В общем, после грохота мебели я вышел из комнаты Ру хромая, пряча прокушенную руку и вытирая кровь изо рта. Сказал, что господин Смит неважно себя чувствует и на процедуры сегодня не пойдёт.
В воскресенье – опять двадцать пять, тишина в квартире. Да и похрен, я тоже не железный. Завалился на койку и смотрел телик. Слышал шаги на кухню – значит, Эйруин живой и даже сытый, этого достаточно.
В понедельник, пока я был на работе, Ру не открыл соцработнику дверь. Тот позвонил с вопросом, что делать. А что я мог ответить? Я извинился и сказал, что завтра позвоню заранее, чтобы ему не пришлось больше ходить впустую.

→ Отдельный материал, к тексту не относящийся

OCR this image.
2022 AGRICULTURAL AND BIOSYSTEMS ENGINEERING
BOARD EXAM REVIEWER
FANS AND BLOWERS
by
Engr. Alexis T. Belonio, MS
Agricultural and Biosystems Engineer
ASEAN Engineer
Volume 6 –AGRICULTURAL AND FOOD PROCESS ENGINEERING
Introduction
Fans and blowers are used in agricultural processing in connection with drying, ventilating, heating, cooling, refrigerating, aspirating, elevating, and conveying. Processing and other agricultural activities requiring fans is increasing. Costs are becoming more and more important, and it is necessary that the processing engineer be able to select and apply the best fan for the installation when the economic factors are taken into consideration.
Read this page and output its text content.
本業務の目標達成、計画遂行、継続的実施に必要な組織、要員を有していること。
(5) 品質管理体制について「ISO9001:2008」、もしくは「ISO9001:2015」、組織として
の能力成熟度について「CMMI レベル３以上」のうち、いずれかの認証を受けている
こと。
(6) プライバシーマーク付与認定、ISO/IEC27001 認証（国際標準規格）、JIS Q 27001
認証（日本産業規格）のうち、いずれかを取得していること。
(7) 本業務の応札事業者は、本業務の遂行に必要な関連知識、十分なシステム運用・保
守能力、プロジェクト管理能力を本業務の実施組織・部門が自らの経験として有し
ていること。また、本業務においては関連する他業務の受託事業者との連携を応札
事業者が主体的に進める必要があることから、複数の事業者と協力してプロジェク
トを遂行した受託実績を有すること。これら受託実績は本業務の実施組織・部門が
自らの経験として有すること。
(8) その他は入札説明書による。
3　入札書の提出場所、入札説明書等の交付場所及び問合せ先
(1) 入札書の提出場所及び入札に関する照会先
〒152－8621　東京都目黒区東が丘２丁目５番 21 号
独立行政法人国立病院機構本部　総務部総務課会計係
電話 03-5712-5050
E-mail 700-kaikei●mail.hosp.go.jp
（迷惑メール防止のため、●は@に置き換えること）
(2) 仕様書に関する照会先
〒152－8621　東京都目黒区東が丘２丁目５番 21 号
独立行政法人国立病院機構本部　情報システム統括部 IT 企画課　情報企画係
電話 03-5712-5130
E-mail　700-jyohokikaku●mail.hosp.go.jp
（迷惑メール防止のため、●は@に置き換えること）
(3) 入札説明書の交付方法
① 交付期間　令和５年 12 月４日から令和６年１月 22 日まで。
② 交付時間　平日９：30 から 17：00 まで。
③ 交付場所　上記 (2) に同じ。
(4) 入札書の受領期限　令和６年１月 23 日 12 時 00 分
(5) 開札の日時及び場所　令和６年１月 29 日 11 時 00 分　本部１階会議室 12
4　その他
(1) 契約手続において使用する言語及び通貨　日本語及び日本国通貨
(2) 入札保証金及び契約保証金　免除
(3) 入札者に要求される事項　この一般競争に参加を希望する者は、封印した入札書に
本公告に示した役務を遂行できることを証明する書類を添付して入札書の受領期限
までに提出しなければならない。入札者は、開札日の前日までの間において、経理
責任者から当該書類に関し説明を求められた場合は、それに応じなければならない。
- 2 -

Домой вернулся на разъёбанных нервах – из-за этого, из-за очередных воплей Главного, да ещё из-за общения с помощником Кинаном, который далеко не тупой, но успешно прикидывается идиотом, лишь бы ни хрена не делать.
Ру заперся в ванной.
Сначала я взбесился, бухнул кулаком в дверь и принялся аргументировать – между прочим, очень разумно и даже почти цензурно, – почему он должен ходить на процедуры, а он в ответ только посылал меня по всем адресам, которые пришли в его светлую изобретательную голову. Ну да, на это его памяти и словарного запаса вполне хватает.
Потом я устал и пошёл заказывать ужин. Позвал Ру за стол. Он промолчал. Тогда я снова взбесился и пообещал сломать не только эту дверь, но и все другие двери в квартире, если он не будет есть.

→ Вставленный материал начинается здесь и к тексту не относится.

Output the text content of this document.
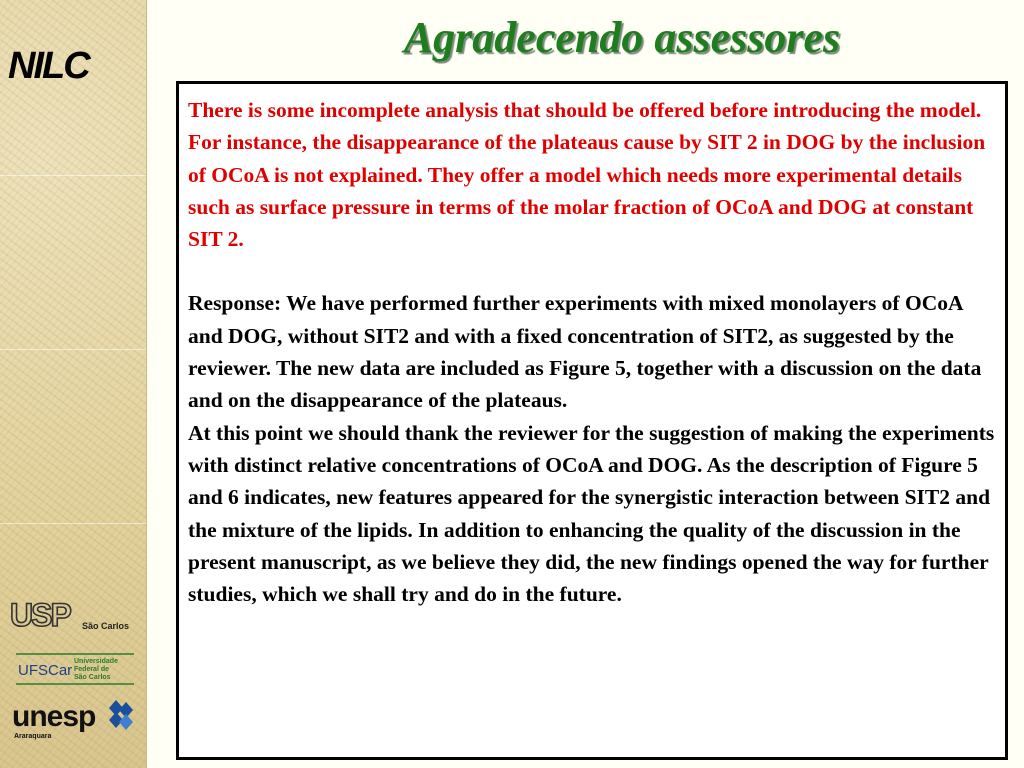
NILC
USP São Carlos
UFSCar
Universidade
Federal de
São Carlos
unesp
Araraquara
Agradecendo assessores

There is some incomplete analysis that should be offered before introducing the model. For instance, the disappearance of the plateaus cause by SIT 2 in DOG by the inclusion of OCoA is not explained. They offer a model which needs more experimental details such as surface pressure in terms of the molar fraction of OCoA and DOG at constant SIT 2.

Response: We have performed further experiments with mixed monolayers of OCoA and DOG, without SIT2 and with a fixed concentration of SIT2, as suggested by the reviewer. The new data are included as Figure 5, together with a discussion on the data and on the disappearance of the plateaus.

At this point we should thank the reviewer for the suggestion of making the experiments with distinct relative concentrations of OCoA and DOG. As the description of Figure 5 and 6 indicates, new features appeared for the synergistic interaction between SIT2 and the mixture of the lipids. In addition to enhancing the quality of the discussion in the present manuscript, as we believe they did, the new findings opened the way for further studies, which we shall try and do in the future.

После долгого противостояния сошлись на том, что я оставлю тарелку под дверью, а он заберёт и поест в ванной. А также на том, что завтра он в больницу не пойдёт. И послезавтра тоже. Я, конечно, поскрипел зубами, но обещал позвонить соцработнику, чтобы пока не приходил.
Несколько следующих дней я Ру не видел, он то снова запирался в ванной, то часами сидел в своей комнате без малейшего звука. Я стучал – ноль реакции. В квартире повисло гнетущее ощущение тревоги. Какое-то беспокойство, дерущее по нервам. Я уж даже и извинился перед Эйруином, что, впрочем, не помогло. Старался быть помягче. Спросил, не хочет ли он съездить в приют для животных выбрать кота. Последнее оказалось вообще хреновой идеей: на слово «приют» Ру психанул так, что снова отказался есть.
***
В пятницу наступил пиздец. Я ещё до обеда почувствовал смутное беспокойство, из-за которого хотелось барабанить пальцами по столу, то и дело вскакивать и бродить туда-сюда перед окном, а также рычать на помощника, потому что меня непередаваемо бесило видеть его на месте Ру. Сидит себе в приёмной и в стрелялочки играет – ух, так и ёбнул бы мордой об экран!
Кончилось тем, что я его уволил. Вот просто вышел в приёмную и сказал выметаться отсюда – сейчас же и со всеми вещами. Нехрен меня бесить.